The Ford-Fulkerson method is an approach to maximising total flow between s and t. A central concept is the residual network Gf for a network G and flow f - the capacities of Gf represent how we can change flow in G, whether by augmenting flow or by channelling some existing flow back. The aim is to repeatedly augment flow until there is no augmenting path left in Gf. The max-flow min-cut theorem then tells us we have found a maximum flow.

Some combinatorial problems can be re-cast as maximum-flow problems: for instance, finding the maximal matching in a bipartite graph.

There are also push-relabel and relabel-to-front algorithms that I haven't gone over in any detail

Multithreading

It's useful to use the notions of "work" and "span":

work: total time to execute on one processor
span: longest single strand time

So we are lower-bounded both by span, and by work/#processors.

Matrix multiplication is an example where parallelism can really help: down from n^3 to (lg n)^2.

Sorting offers another: merge sort down from n.lg n to (lg n)^3.

Polynomials and FFT

The FFT allows transition between coefficient-based and value-based polynomial representations in O(n lg n). Because value-based representations can be multiplied as O(n), this gives us polynomial multiplication in O(n lg n).

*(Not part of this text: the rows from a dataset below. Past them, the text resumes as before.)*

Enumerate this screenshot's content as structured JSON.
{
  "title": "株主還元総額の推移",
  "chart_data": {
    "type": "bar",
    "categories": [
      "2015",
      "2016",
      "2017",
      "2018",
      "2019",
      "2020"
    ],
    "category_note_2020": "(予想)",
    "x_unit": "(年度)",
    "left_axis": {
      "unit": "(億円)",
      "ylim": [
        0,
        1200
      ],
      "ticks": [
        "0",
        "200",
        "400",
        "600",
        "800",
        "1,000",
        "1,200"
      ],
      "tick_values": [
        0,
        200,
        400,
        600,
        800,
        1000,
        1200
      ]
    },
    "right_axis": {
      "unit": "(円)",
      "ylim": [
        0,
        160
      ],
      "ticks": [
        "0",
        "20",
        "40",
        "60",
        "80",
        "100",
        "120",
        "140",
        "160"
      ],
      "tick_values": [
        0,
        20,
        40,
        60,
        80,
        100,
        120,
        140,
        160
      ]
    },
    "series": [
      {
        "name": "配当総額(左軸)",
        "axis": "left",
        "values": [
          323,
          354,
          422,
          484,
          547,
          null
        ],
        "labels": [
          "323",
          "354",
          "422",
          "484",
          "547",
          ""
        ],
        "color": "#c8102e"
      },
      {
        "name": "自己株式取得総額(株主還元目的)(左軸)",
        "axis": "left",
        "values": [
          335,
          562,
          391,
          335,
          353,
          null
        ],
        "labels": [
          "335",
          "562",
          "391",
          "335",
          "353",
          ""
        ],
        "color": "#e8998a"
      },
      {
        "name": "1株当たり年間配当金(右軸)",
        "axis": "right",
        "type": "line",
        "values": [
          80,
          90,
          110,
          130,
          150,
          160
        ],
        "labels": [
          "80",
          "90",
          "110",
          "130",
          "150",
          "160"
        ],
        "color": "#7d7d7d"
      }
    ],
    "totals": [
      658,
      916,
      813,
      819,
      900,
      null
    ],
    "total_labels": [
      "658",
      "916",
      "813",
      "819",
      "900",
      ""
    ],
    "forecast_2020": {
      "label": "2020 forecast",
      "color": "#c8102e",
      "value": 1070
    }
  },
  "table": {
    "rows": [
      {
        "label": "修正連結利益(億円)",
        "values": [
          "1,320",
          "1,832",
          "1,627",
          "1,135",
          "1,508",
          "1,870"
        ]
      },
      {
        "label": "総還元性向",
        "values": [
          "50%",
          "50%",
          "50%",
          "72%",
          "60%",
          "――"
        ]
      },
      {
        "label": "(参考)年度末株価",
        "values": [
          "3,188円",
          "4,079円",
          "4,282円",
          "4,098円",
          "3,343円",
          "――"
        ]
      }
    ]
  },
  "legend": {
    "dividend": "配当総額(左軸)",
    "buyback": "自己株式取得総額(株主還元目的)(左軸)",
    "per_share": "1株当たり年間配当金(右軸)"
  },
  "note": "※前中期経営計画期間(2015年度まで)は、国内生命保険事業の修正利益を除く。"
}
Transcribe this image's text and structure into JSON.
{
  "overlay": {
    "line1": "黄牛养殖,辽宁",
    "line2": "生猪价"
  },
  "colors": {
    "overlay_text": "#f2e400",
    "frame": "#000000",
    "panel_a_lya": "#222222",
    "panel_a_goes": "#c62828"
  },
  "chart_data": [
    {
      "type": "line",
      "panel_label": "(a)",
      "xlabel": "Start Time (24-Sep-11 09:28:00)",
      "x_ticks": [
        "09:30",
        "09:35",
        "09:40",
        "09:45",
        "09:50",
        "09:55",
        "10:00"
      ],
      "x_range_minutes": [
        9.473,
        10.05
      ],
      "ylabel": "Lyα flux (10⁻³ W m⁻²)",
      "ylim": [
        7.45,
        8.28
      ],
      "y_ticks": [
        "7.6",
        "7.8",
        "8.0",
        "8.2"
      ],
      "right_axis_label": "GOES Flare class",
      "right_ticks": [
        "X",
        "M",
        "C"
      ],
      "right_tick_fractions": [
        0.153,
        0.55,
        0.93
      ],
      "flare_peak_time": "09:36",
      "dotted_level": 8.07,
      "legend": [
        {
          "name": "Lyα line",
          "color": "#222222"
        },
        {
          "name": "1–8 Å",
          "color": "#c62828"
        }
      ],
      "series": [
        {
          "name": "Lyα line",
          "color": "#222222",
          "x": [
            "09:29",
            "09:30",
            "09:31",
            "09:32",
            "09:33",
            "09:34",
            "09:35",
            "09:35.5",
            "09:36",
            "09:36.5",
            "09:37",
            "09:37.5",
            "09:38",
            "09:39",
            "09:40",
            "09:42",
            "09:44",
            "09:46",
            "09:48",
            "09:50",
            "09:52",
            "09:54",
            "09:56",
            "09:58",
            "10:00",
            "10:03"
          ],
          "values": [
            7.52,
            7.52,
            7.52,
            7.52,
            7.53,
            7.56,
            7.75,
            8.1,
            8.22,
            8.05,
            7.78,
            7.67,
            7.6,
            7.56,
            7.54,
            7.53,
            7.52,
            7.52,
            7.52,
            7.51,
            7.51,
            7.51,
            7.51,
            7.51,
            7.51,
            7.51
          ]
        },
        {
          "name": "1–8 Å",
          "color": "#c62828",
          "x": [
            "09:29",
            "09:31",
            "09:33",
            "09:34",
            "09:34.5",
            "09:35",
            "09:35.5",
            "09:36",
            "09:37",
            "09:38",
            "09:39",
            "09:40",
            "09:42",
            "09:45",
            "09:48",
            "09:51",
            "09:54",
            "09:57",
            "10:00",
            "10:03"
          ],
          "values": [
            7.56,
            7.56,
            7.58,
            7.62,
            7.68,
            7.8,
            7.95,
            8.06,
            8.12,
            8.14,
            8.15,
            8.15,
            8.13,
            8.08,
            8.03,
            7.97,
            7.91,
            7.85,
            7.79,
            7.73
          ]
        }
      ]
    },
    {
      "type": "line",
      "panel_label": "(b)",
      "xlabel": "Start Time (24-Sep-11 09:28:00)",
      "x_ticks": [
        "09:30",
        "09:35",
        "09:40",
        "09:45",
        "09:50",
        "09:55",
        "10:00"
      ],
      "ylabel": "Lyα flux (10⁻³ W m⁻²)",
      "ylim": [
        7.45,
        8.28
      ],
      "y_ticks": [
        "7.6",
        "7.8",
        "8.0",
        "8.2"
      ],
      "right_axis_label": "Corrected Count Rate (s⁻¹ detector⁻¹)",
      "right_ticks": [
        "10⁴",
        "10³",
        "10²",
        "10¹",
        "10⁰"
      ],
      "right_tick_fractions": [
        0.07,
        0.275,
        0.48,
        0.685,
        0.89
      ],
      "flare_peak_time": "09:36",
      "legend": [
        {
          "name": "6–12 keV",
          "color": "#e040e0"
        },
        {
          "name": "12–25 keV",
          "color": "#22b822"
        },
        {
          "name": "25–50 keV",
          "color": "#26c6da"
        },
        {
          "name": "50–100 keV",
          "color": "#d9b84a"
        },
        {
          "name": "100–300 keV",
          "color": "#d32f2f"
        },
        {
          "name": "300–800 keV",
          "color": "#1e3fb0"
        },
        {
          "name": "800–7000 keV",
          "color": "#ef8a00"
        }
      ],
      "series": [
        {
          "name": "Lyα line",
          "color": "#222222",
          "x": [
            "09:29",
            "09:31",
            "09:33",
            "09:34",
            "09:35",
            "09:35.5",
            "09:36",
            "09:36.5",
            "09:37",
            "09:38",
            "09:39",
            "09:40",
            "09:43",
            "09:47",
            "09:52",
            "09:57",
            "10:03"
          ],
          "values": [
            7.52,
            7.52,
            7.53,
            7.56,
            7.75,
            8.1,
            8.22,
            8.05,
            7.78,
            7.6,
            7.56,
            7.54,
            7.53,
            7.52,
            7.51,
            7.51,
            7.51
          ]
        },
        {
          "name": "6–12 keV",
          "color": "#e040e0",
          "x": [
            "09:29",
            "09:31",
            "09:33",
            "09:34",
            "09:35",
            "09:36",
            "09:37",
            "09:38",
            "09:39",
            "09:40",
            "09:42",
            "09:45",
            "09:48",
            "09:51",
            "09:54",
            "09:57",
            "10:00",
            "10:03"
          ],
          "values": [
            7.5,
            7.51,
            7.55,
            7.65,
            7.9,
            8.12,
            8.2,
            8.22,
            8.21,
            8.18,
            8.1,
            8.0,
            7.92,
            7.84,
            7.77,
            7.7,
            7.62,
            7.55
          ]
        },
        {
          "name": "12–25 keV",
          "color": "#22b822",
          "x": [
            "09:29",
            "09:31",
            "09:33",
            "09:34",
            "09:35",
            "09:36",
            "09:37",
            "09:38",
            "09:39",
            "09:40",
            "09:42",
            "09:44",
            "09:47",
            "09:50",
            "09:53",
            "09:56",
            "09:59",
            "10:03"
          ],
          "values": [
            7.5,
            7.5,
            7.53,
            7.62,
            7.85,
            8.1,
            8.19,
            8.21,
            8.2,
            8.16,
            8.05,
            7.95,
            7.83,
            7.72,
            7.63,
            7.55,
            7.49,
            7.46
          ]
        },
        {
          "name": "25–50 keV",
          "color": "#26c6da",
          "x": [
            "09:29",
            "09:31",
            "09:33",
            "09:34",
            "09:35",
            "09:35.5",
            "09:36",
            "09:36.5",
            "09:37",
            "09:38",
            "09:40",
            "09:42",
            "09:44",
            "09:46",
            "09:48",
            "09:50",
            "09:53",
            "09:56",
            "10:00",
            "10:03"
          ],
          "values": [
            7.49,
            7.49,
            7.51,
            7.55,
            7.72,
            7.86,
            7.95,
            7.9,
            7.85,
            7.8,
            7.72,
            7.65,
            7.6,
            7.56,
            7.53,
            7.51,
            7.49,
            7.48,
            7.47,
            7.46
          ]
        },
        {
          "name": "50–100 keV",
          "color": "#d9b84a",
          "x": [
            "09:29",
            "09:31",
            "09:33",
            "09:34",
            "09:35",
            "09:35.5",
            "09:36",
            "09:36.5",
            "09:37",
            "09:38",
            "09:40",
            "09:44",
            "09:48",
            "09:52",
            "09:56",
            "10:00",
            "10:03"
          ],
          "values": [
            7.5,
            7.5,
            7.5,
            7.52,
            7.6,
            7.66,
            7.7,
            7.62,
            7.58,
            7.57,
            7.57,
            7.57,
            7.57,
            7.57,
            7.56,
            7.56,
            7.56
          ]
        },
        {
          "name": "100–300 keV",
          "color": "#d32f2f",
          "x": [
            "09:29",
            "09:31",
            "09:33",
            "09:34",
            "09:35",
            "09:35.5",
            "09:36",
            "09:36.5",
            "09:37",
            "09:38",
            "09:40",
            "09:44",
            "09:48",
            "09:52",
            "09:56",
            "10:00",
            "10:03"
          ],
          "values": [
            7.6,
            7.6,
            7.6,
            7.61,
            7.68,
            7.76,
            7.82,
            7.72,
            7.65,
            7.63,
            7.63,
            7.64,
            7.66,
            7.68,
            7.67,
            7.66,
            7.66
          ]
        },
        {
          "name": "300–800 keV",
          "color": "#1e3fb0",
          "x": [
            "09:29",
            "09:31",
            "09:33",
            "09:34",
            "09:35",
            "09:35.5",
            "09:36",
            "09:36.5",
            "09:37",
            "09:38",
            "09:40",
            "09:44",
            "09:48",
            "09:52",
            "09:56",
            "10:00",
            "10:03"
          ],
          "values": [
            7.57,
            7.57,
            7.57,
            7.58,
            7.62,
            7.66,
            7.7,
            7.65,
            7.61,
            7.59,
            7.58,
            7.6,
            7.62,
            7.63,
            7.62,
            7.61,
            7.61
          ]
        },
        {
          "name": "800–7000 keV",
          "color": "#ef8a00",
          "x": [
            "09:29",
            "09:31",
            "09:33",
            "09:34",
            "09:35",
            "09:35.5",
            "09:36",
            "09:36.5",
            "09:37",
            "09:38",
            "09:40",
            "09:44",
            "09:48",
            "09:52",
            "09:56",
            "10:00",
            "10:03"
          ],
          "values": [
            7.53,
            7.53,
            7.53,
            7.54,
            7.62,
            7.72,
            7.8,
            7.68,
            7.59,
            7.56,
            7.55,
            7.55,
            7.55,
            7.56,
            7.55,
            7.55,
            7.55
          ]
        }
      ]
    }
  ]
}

The CLRS book discusses DFT/FFT: The discrete Fourier transform (DFT) is a value-based representation using complex roots of unity. Highly efficient DFT implementations have received a huge amount of attention over the years. One good one is the Fastest Fourier Transform in the West (FFTW), which uses a number of techniques, including host machine targeted unrolled code at the lowest level.

String Matching

For a string length n, target length m:

Naive with matching time O((n - m + 1)m)
Rabin-karp which uses hashing to pre-select candidates, so is generally far better than Naive even though it shares the same worst case
Finite Automaton construction which has matching time O(n), but can have extensive setup time of O(m * #characters)
Knuth-Morris-Pratt which has matching time O(n), but much reduced O(m) setup time by clever deferment of the work required to efficiently construct the automaton transitions.

NP-Completeness

Main concepts:

P: solvable in polynomial time
NP: verifiable in polynomial time
NPC: "NP-complete", in NP and as hard as any problem in NP

We know P ⊆ NP, but it's an open question if P is a proper subset of NP. However so many problems are NP-complete (mutually translatable to each other in polynomial time) that most researchers believe P != NP.

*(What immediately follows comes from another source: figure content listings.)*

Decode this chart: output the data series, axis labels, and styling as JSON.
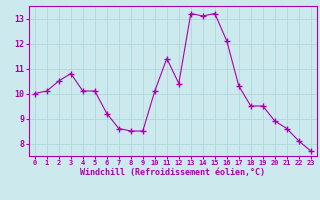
{
  "x": [
    0,
    1,
    2,
    3,
    4,
    5,
    6,
    7,
    8,
    9,
    10,
    11,
    12,
    13,
    14,
    15,
    16,
    17,
    18,
    19,
    20,
    21,
    22,
    23
  ],
  "y": [
    10.0,
    10.1,
    10.5,
    10.8,
    10.1,
    10.1,
    9.2,
    8.6,
    8.5,
    8.5,
    10.1,
    11.4,
    10.4,
    13.2,
    13.1,
    13.2,
    12.1,
    10.3,
    9.5,
    9.5,
    8.9,
    8.6,
    8.1,
    7.7
  ],
  "line_color": "#aa00aa",
  "marker": "+",
  "marker_size": 4,
  "bg_color": "#cce9ed",
  "grid_color": "#aad4d8",
  "xlabel": "Windchill (Refroidissement éolien,°C)",
  "ylabel": "",
  "xlim": [
    -0.5,
    23.5
  ],
  "ylim": [
    7.5,
    13.5
  ],
  "yticks": [
    8,
    9,
    10,
    11,
    12,
    13
  ],
  "xticks": [
    0,
    1,
    2,
    3,
    4,
    5,
    6,
    7,
    8,
    9,
    10,
    11,
    12,
    13,
    14,
    15,
    16,
    17,
    18,
    19,
    20,
    21,
    22,
    23
  ],
  "tick_color": "#aa00aa",
  "label_color": "#aa00aa",
  "spine_color": "#aa00aa",
  "title_color": "#aa00aa"
}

There is also the notion of pseudo-polynomial time, where the time is polynomial in the value of the input, but exponential in the length - the number of bits required to represent it.

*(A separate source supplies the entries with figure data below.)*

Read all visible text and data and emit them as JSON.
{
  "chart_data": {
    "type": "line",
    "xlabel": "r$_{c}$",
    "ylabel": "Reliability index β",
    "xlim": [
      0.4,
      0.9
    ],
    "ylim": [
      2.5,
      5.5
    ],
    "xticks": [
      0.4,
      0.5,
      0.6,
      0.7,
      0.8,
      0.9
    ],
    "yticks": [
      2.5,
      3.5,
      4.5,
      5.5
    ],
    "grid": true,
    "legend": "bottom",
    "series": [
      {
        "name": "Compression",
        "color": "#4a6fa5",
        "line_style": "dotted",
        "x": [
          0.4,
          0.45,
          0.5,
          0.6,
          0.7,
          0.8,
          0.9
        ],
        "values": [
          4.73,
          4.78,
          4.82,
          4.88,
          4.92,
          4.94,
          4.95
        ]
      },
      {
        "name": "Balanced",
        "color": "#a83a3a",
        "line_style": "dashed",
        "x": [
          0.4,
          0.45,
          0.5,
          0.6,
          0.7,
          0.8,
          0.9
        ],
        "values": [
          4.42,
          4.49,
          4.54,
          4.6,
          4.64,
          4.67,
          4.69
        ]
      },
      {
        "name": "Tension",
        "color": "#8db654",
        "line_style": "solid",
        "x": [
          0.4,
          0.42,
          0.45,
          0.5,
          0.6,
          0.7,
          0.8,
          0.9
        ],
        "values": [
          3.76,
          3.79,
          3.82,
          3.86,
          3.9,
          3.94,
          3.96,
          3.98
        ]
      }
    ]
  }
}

Plenty of other graduations too. Note NP-complete refers to decision ("can we beat X?") rather than optimization ("how low can we go?") problems.

Other Areas Not Covered

Because I've done them in previous lives:

Matrix Operations (eg equation solving)
Linear Programming (inc simplex algorithm)
Number-Theoretic (factoring, prime testing, RSA encryption)
Computational Geometry (inc convex hull finding, closest point-pairs)
Approximating Approaches

Tests

Classic Test Algos

Word Reversal In Place

First reverse the whole string, then re-reverse each word.

Remove Duplicates From n-size Array With Elements in [0, n-1]

Sweep through from [i, n-1] each time moving elements to place of their index

Simple DP Algorithms

These both rely on the idea of holding the best answer we've got so far in our sweep through the array

Longest Increasing Subsequence

Keep track of bestLen and bestEnd: initialise bestLen = 1 and bestEnd = 0
Keep track of best-ending-at[i] and prev[i]: initialise best-ending-at[0] = 1 and prev[0] = -1
Go through i = 1,...,n-1
- Initialise best-ending-at[i] = 1 and prev[0] = -1
- Go though j in [0,i-1] and see if v[j] < v[i] with b-e-a[j] + 1 > b-e-a[i].
  - If so then update b-e-a-[i] with b-e-a[j] + 1, and set prev[i] = j
- If b-e-a[i] is best after the loop, then update bestLen with b-e-a[i] and bestEnd with i
Can then use prev to reconstruct subsequence if you want

There's a O(n logn) version with binary searches...

Let S[pos] be defined as the smallest integer that ends an increasing sequence of length pos.
Now iterate through every integer X of the input set and do the following
- If X > last element in S, then append X to the end of S. This essentialy means we have found a new largest LIS.
- Otherwise find the earliest element in S, which is > than X, and change it to X. Because S is sorted at any time, the element can be found using binary search in log(N).

Biggest Partial Sum

Keep track of best-ending-here and best-so-far. Initialise both to 0.
Go through i = 0,...,n-1
- best-ending-here = max(0, best-ending-here + v[i])
- best-so-far = max(best-so-far, best-ending-here)

(0,1)-Knapsack

We have n items, capacity W, item weights w[i] and values v[i].
We want m[n, W]. Can recurse on:
- m[0, *] = 0
- if w[i] <= j then m[i,j] = max[ m[i-1, j], m[i-1, j-w[i]] + v[i] ]
- else m[i,j] = m[i-1, j]